Reflexiones en solitario


Reflexiones

Cancún, Quintana Roo

18 de marzo de 2019.

reflexiones, reflexión, vacaciones, mar, Conocí el mar cuando tenía 5 años; las olas que rompían en las playas de la isla de Ciudad del Carmen mojaron mis pies durante muchos veranos, porque  nunca me gustó ir más lejos de la orilla; aun en los brazos de mi padre o de la mano de mi tío Moisés me aterraba desaparecer en las profundidades, obvio no sé nadar.

Lo que a mí me gustaba era contemplarlo, escucharlo, sentarme a jugar con la arena; el mar en combinación con la luz y el calor del sol eran la definición perfecta de felicidad.
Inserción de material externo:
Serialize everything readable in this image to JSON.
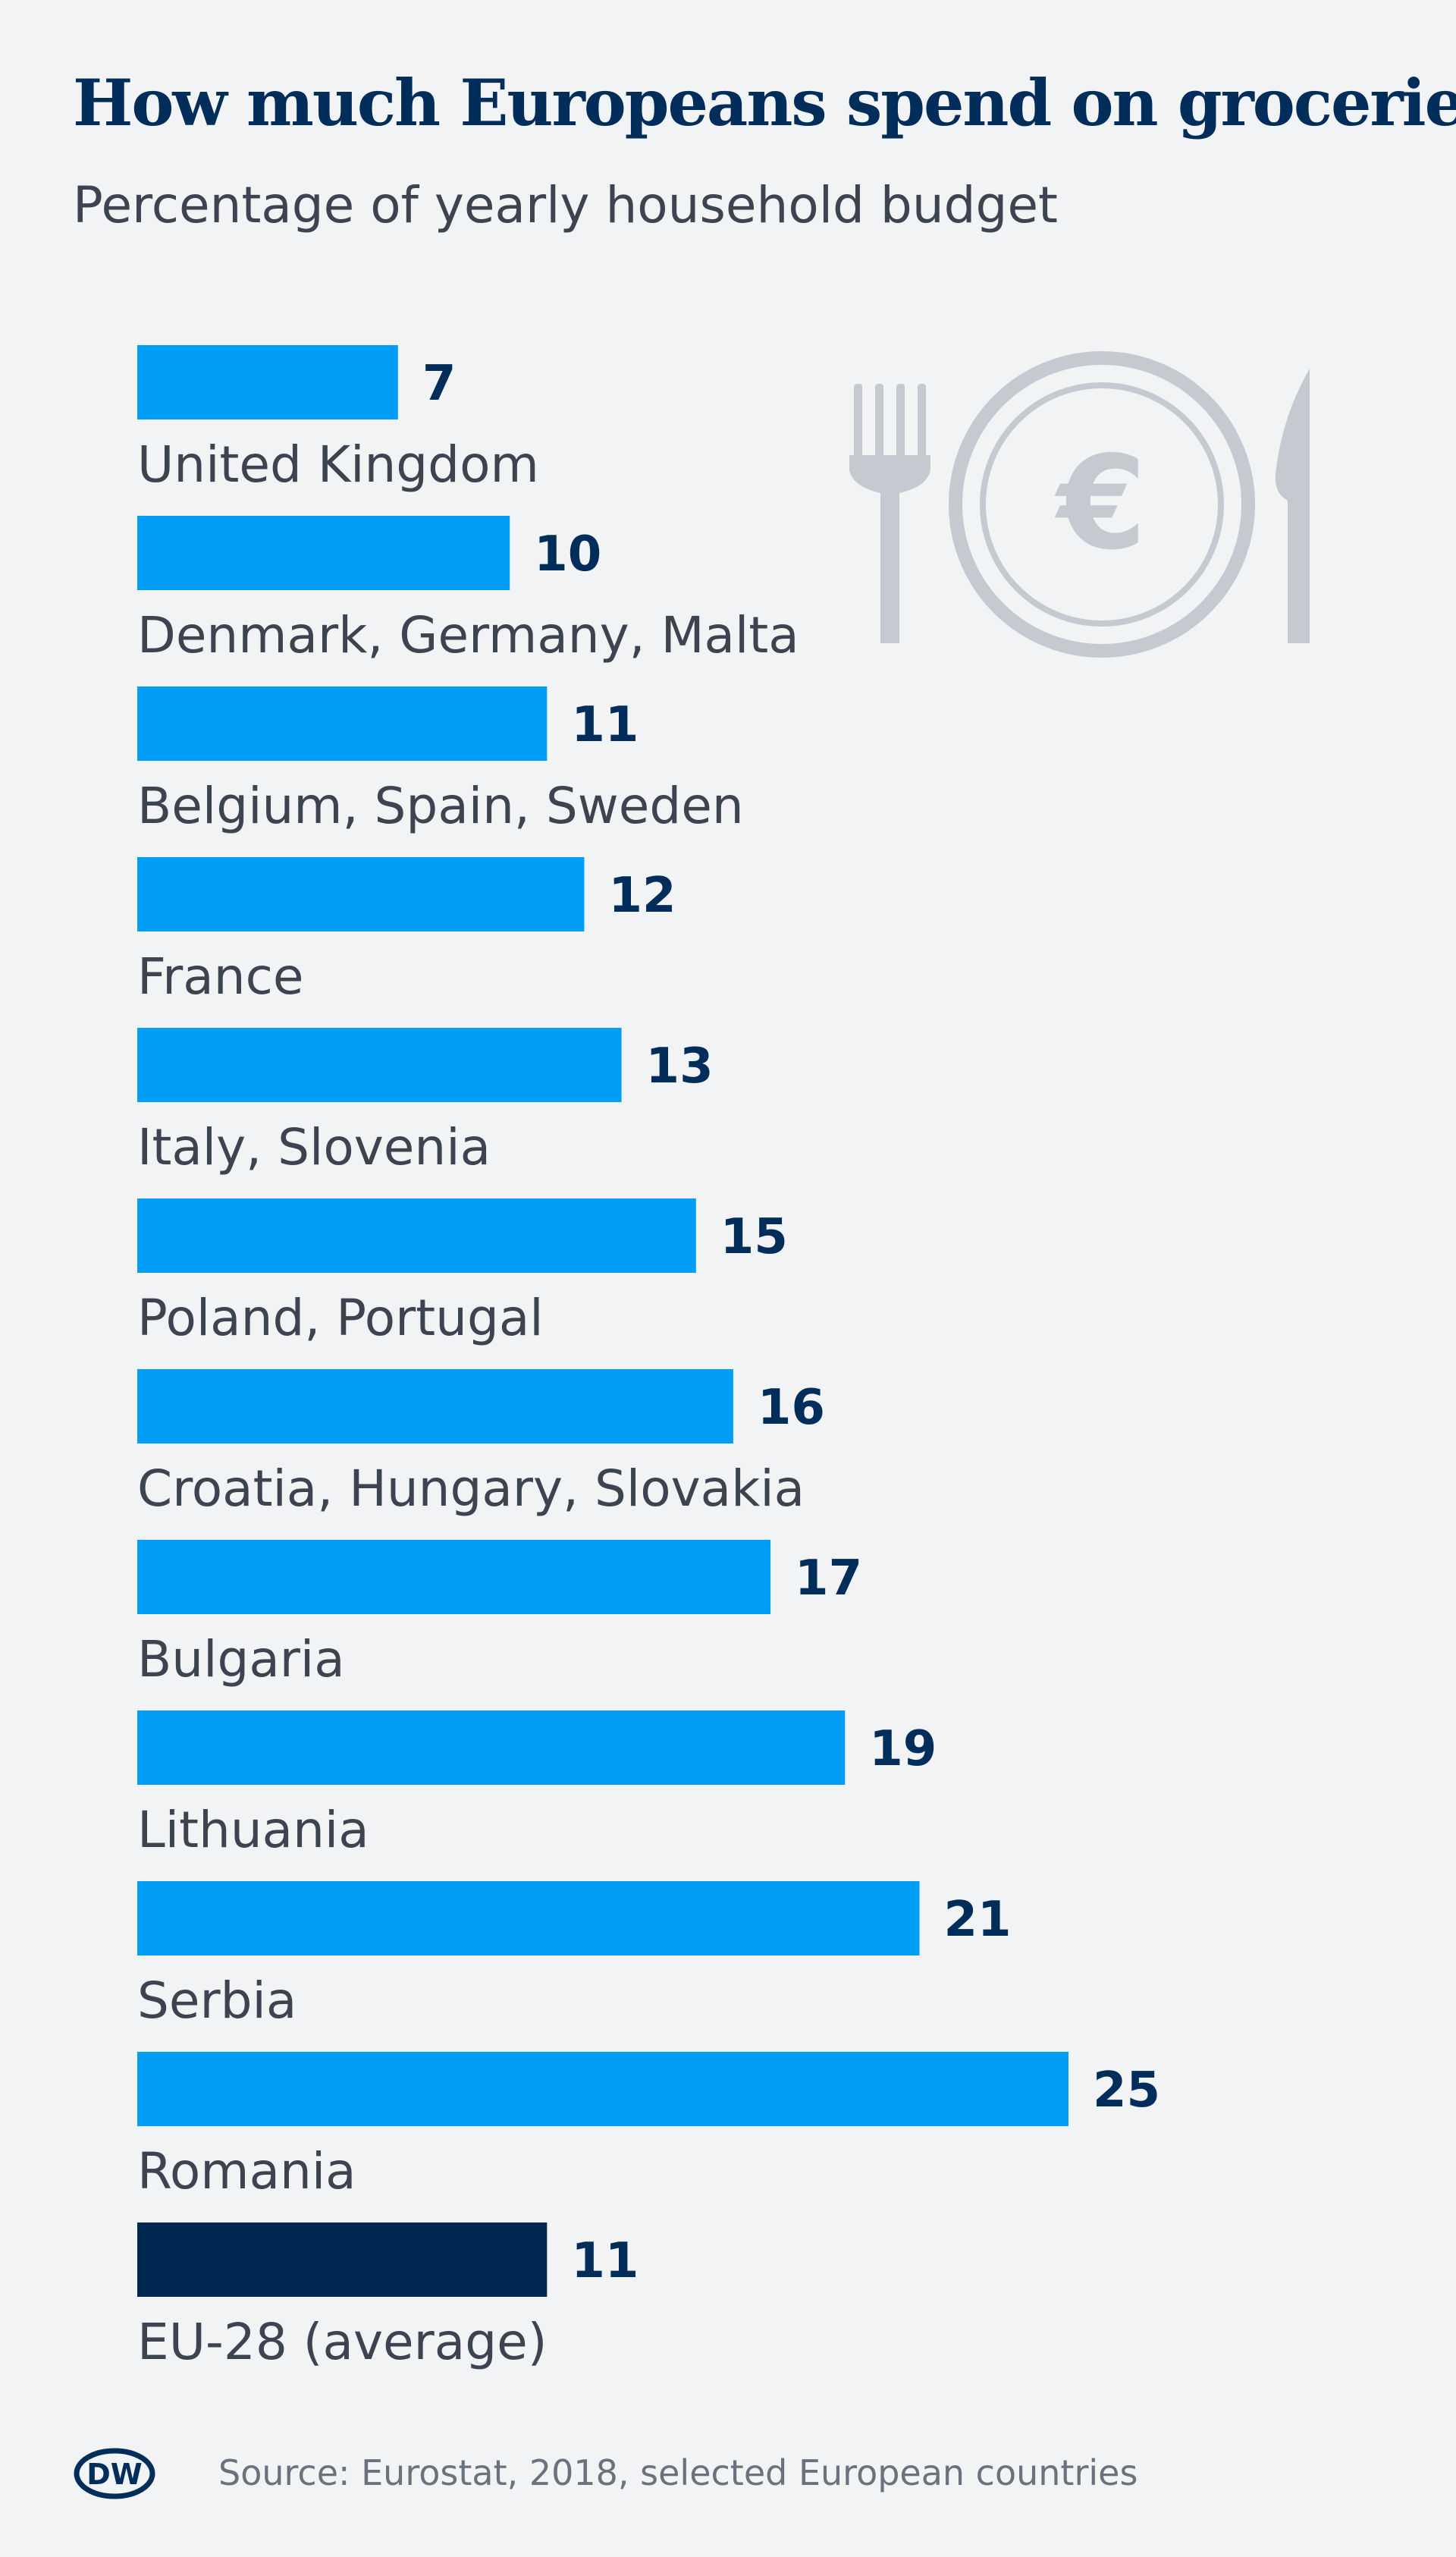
{
  "header": {
    "title": "How much Europeans spend on groceries",
    "subtitle": "Percentage of yearly household budget"
  },
  "chart_data": {
    "type": "bar",
    "orientation": "horizontal",
    "title": "How much Europeans spend on groceries",
    "subtitle": "Percentage of yearly household budget",
    "categories": [
      "United Kingdom",
      "Denmark, Germany, Malta",
      "Belgium, Spain, Sweden",
      "France",
      "Italy, Slovenia",
      "Poland, Portugal",
      "Croatia, Hungary, Slovakia",
      "Bulgaria",
      "Lithuania",
      "Serbia",
      "Romania",
      "EU-28 (average)"
    ],
    "values": [
      7,
      10,
      11,
      12,
      13,
      15,
      16,
      17,
      19,
      21,
      25,
      11
    ],
    "value_labels": [
      "7",
      "10",
      "11",
      "12",
      "13",
      "15",
      "16",
      "17",
      "19",
      "21",
      "25",
      "11"
    ],
    "highlight_index": 11,
    "colors": {
      "bar": "#019ef7",
      "highlight": "#002850",
      "value_text": "#002d5a",
      "label_text": "#3d4450"
    },
    "xlim": [
      0,
      25
    ],
    "grid": false,
    "legend": "none"
  },
  "icon": {
    "name": "fork-plate-euro-knife-icon",
    "symbol": "€",
    "color": "#c4cad0"
  },
  "footer": {
    "logo_text": "DW",
    "source": "Source: Eurostat, 2018, selected European countries"
  }
}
Me encantaba observar el ir y venir de las olas, esperaba que ese vaiven me trajera conchitas con las que hilaba un collar y caracoles que llevaba a casa para poder seguir escuchando la música marina. Mares en calma acompañaron mi niñez, mares sensuales mi juventud.

Con los años descubrí que también existían los mares embravecidos, rebeldes, destructores, transformadores; como la vida ¿no? con sus contrastes. En eso radica su escencia y belleza: el mar es poderoso, el mar es cachondo, el mar es paz, el mar es violento, el mar es transmutador, el mar está vivo.

Las mejores vacaciones las he pasado junto al mar, con mis padres, en pareja, en familia, con amigos y con mis hijos.

Transcurrieron siete años para poder volver a sentir la arena en mis plantas, el sol quemando mis hombros y el baile de las olas en mis pantorrillas.

¡Qué oportuno fue el correo electrónico que llegó la madrugada de hace quince días! No era uno más de esos fastidiosos mensajes publicitarios que saturan el inbox; despegar.com anunciaba un viaje “imperdible” a Cancún por 5 días, todo incluido, precio inigualable.

—No, Mónica, no. Vas a saturar la tarjeta, no te van a dar permiso en la oficina, ¿vas a ir sola? Sí, Mónica, sí. Te lo mereces, las necesitas; la tarjeta se paga a meses, te deben vacaciones y sola ya has viajado.

¡Qué chingados! Enter, enter, enter y en tres clicks mis vacaciones estaban ahora en la bandeja de entrada, listas para imprimir.

Hoy es mi tercer día aquí y el torso es la única parte de mi cuerpo que se mantiene pálida. He caminado por la playa durante horas deteniéndome de vez en cuando a sentarme junto a un grupo de gaviotas que me observan curiosas sin huir de mí. Me he hecho fotos ayudada de un selfie stick y un tripié para celular; aunque un par de veces apliqué el “amigo, ¿me tomas una foto?” y resolví el asunto del bronceador en la espalda con un producto en aerosol; la soledad te vuelve ingeniosa. Me traje la lectura en turno “Vivir para contarla” pero para ser honesta el separador sigue en la misma página donde estaba antes de llegar, mejor vivo el momento y lo cuento; el Gabo estaría orgulloso de mí.

La tarde de ayer elegí el lugar más alejado de la gente, me senté en un montículo de arena, enterré los pies, cerré los ojos y dejé que la brisa me refrescara la cara, la reflexión llegó de inmediato:

El último año ha sido como una montaña rusa;  un día el jefe dice “vamos a cerrar la empresa” y al otro “no, mejor le seguimos”, un día tengo una relación de 10 años y al otro descubro que es sólo costumbre, comodidad, apatía y la corto de tajo; un día tengo a dos escolares en casa y al otro tengo a dos adultos plantados escribiendo su propia historia. Días de ilusiones, días de decepciones; gente que se va, gente que llega. Las blogueras, los eventos, mis ganas de escribir, una pila de libros que leer, los talleres, mis compañeros de escritura ¡uff! Sí, ahora necesito días de 32 horas, la intuición para saber en dónde me quieren o en dónde no y la capacidad de adaptarme a todos estos cambios. ¡Ni que fuera la primera vez!

Son las 10.25 de la mañana, estoy sentada en un camastro junto a la alberca y después de escribir durante una hora he decidido que voy a tirar la toalla pero en la orilla del mar.